Authorities in Yemen say militants who burst into a retirement home in Aden have killed at least 15 people, including four Christian nuns from India.
Security officials said the attackers fired automatic weapons as they entered the rest home Friday morning. One account said the unidentified militants first shot the nuns, who worked as nurses at the home, then tied up and shot the elderly residents.
Attacks against citizens
Local authorities and staff at a hospital in Aden operated by Doctors Without Borders told reporters the dead included the four nuns, two Yemeni women who worked at the home, eight elderly residents and a guard. The retirement facility was in Aden’s Sheikh Osman district.
No group has claimed responsibility for the attack, although the Islamic State group has been linked to a wave of recent terror attacks in Aden.

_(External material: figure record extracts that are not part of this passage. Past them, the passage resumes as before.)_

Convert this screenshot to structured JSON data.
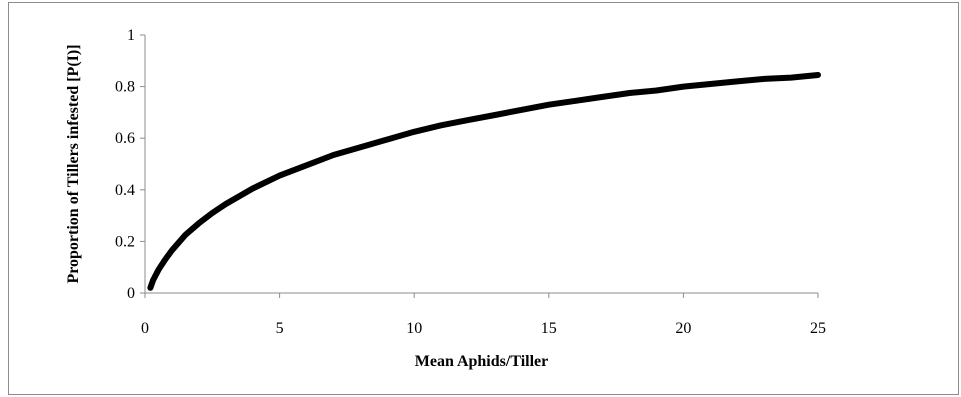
{
  "chart_data": {
    "type": "line",
    "title": "",
    "xlabel": "Mean Aphids/Tiller",
    "ylabel": "Proportion of Tillers infested [P(I)]",
    "xlim": [
      0,
      25
    ],
    "ylim": [
      0,
      1
    ],
    "x_ticks": [
      0,
      5,
      10,
      15,
      20,
      25
    ],
    "y_ticks": [
      0,
      0.2,
      0.4,
      0.6,
      0.8,
      1
    ],
    "x_tick_labels": [
      "0",
      "5",
      "10",
      "15",
      "20",
      "25"
    ],
    "y_tick_labels": [
      "0",
      "0.2",
      "0.4",
      "0.6",
      "0.8",
      "1"
    ],
    "grid": false,
    "legend": "none",
    "line_color": "#000000",
    "series": [
      {
        "x": [
          0.2,
          0.3,
          0.5,
          0.75,
          1,
          1.5,
          2,
          2.5,
          3,
          4,
          5,
          6,
          7,
          8,
          9,
          10,
          11,
          12,
          13,
          14,
          15,
          16,
          17,
          18,
          19,
          20,
          21,
          22,
          23,
          24,
          25
        ],
        "values": [
          0.02,
          0.05,
          0.09,
          0.13,
          0.165,
          0.225,
          0.27,
          0.31,
          0.345,
          0.405,
          0.455,
          0.495,
          0.535,
          0.565,
          0.595,
          0.625,
          0.65,
          0.67,
          0.69,
          0.71,
          0.73,
          0.745,
          0.76,
          0.775,
          0.785,
          0.8,
          0.81,
          0.82,
          0.83,
          0.835,
          0.845
        ]
      }
    ]
  }
}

The southern port was recaptured last year by a Saudi-led coalition supporting Yemen’s internationally recognized government, and it has been designated the country’s temporary capital despite a wave of lawlessness and fighting.

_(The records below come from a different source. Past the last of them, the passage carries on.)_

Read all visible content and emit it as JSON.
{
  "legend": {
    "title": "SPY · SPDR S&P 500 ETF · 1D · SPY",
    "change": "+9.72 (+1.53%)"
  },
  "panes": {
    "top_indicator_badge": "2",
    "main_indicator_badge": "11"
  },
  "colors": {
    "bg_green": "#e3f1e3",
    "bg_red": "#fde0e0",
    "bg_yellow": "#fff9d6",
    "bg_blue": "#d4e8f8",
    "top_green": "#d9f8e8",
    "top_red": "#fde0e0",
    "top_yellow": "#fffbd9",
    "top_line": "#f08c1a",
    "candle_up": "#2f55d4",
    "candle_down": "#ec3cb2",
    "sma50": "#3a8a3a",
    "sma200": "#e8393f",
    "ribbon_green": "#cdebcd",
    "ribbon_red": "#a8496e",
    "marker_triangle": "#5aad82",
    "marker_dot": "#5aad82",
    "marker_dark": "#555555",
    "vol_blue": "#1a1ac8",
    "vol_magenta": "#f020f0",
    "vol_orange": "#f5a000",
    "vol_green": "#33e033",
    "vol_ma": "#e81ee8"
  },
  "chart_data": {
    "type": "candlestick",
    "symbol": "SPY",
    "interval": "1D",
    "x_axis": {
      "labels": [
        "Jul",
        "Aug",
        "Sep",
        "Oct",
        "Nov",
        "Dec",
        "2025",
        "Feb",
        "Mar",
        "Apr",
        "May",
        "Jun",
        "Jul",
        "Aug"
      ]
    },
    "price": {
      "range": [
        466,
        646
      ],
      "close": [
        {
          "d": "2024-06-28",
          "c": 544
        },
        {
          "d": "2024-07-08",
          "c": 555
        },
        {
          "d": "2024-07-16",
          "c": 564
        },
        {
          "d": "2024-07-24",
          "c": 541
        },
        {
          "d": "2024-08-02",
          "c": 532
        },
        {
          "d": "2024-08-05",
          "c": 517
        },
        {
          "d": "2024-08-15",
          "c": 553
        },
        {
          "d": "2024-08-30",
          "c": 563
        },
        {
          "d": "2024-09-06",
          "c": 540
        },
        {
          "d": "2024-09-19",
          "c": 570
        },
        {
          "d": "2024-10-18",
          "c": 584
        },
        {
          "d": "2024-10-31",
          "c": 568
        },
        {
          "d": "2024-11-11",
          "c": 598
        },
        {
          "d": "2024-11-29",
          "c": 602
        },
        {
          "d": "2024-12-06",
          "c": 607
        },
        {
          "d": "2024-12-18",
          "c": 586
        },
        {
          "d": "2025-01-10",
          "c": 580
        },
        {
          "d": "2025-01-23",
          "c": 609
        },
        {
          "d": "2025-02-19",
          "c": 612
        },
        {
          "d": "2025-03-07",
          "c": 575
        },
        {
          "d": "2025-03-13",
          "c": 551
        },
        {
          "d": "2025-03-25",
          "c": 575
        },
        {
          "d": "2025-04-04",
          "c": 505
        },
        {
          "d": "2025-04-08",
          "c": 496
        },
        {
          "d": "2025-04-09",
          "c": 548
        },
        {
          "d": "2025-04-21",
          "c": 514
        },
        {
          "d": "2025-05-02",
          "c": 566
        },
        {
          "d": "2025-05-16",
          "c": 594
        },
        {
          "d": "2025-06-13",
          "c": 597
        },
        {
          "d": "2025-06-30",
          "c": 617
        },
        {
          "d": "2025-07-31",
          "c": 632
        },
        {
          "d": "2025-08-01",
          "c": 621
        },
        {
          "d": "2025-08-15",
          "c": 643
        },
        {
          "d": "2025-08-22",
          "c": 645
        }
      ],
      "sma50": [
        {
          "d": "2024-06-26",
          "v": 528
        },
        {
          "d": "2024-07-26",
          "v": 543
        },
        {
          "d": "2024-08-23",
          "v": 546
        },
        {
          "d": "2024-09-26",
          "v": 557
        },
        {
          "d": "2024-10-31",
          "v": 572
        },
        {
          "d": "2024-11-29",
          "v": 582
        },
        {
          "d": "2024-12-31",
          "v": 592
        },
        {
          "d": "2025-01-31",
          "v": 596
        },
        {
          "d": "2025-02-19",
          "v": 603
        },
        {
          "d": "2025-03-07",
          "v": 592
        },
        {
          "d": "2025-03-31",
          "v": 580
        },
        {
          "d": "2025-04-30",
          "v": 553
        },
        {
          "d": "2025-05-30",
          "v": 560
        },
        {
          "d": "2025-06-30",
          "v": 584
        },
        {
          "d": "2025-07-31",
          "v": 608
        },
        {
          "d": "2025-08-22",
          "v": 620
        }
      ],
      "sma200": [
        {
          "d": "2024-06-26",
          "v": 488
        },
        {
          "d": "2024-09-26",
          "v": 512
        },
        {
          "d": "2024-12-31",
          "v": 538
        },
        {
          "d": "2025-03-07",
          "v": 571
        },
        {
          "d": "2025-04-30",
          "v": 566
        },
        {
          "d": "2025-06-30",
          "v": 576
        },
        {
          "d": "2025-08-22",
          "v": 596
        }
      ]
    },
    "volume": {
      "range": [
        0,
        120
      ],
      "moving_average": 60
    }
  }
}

Sana’a, in northern Yemen, has been in the hands of Houthi rebels and their Iranian supporters for more than a year.
On Thursday, the U.N. humanitarian chief criticized all parties to the Yemen conflict for attacks against civilians.
Stephen O’Brien told the Security Council the most pressing concern in Yemen now is protecting civilians. Since Yemen’s civil war began nearly a year ago, he said, 2,000 children have been injured or killed by from airstrikes, shelling, ground fighting and unexploded artillery.
The U.N. and its partners estimate that more than 80 percent of Yemen’s population, over 21 million people, require some form of humanitarian assistance or physical protection.
The United Nations has launched an international appeal for $1.8 billion to meet Yemen’s humanitarian needs this year.